Tuesday, January 8, 2019

And Now, Back to Normal


Today, we put away the Christmas decorations. Everyone helped a little, which was absolutely lovely, and the storage area under the stairs is more organized than it's been since we moved in (this was a solo effort, but I'm not mad about it), so that made it doubly nice. The house feels less cluttered, and I am satisfied.

We are now trying to get back into our usual routine for schoolwork. It is strange how hard this is. We only had two weeks off, and yet it feels like a lot longer. Two weeks of plenty of things to do, and my kids have forgotten how to entertain themselves. I keep reminding them that they have new toys and books that they got for Christmas, and while I am working with someone else on schoolwork is exactly the right time to bust those things out and put them to good use. Today I had to threaten consequences if there were more interruptions. I am not a consequences kind of person - I prefer for my kids to understand why I am asking them to do something and then to agree to do it. This actually does happen sometimes, just not today. Threats were made. There may have been a little shouting. We will live.

The part about normal life that no one has trouble resuming is making little messes everywhere. Christmas messes are bigger messes, but I can write them off as temporary. These little messes that I'm talking about are part of the permanent state of affairs. I also have no trouble resuming getting behind on laundry and then rushing to get it all folded and put away because it is driving me crazy. The photo above illustrates our normal setting pretty well. You can see the clean, unfolded laundry lurking behind the door, and E has left two containers of breakfast foods lying haphazardly on my bed, along with the pajamas she was wearing. I said above that the house feels less cluttered, and it does. But "less cluttered" does not mean "not cluttered at all" and that just is what it is.

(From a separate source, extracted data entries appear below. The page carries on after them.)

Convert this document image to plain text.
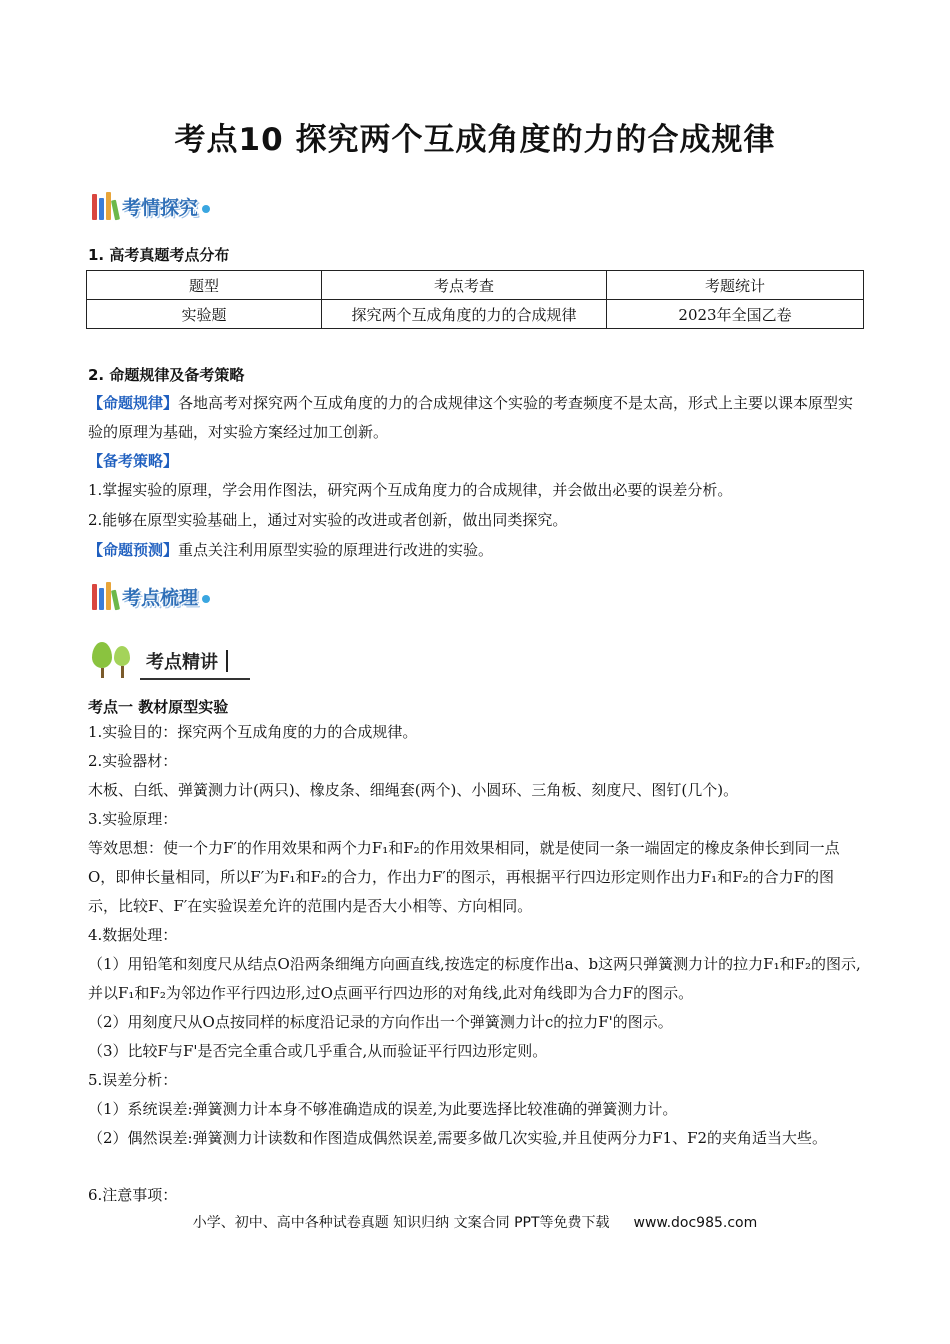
考点10 探究两个互成角度的力的合成规律
考情探究
1. 高考真题考点分布
题型	考点考查	考题统计
实验题	探究两个互成角度的力的合成规律	2023年全国乙卷
2. 命题规律及备考策略
【命题规律】各地高考对探究两个互成角度的力的合成规律这个实验的考查频度不是太高，形式上主要以课本原型实验的原理为基础，对实验方案经过加工创新。
【备考策略】
1.掌握实验的原理，学会用作图法，研究两个互成角度力的合成规律，并会做出必要的误差分析。
2.能够在原型实验基础上，通过对实验的改进或者创新，做出同类探究。
【命题预测】重点关注利用原型实验的原理进行改进的实验。
考点梳理
考点精讲
考点一 教材原型实验
1.实验目的：探究两个互成角度的力的合成规律。
2.实验器材：
木板、白纸、弹簧测力计(两只)、橡皮条、细绳套(两个)、小圆环、三角板、刻度尺、图钉(几个)。
3.实验原理：
等效思想：使一个力F′的作用效果和两个力F₁和F₂的作用效果相同，就是使同一条一端固定的橡皮条伸长到同一点O，即伸长量相同，所以F′为F₁和F₂的合力，作出力F′的图示，再根据平行四边形定则作出力F₁和F₂的合力F的图示，比较F、F′在实验误差允许的范围内是否大小相等、方向相同。
4.数据处理：
（1）用铅笔和刻度尺从结点O沿两条细绳方向画直线,按选定的标度作出a、b这两只弹簧测力计的拉力F₁和F₂的图示,并以F₁和F₂为邻边作平行四边形,过O点画平行四边形的对角线,此对角线即为合力F的图示。
（2）用刻度尺从O点按同样的标度沿记录的方向作出一个弹簧测力计c的拉力F'的图示。
（3）比较F与F'是否完全重合或几乎重合,从而验证平行四边形定则。
5.误差分析：
（1）系统误差:弹簧测力计本身不够准确造成的误差,为此要选择比较准确的弹簧测力计。
（2）偶然误差:弹簧测力计读数和作图造成偶然误差,需要多做几次实验,并且使两分力F1、F2的夹角适当大些。
6.注意事项：
小学、初中、高中各种试卷真题 知识归纳 文案合同 PPT等免费下载 www.doc985.com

Truth be told, we make way bigger messes than what is pictured, and we do it regularly. We can't seem to help it. I have plans to get things more organized in the house over the next month or two, but I am not sure it will help that much. But at least if the shelves and cupboards are organized, when the rest of it goes to Hades in a handbasket, I can go look at my well organized spaces and know that order is possible - just not everywhere, all at once. And that's normal. Order or lack thereof, being back to normal feels good.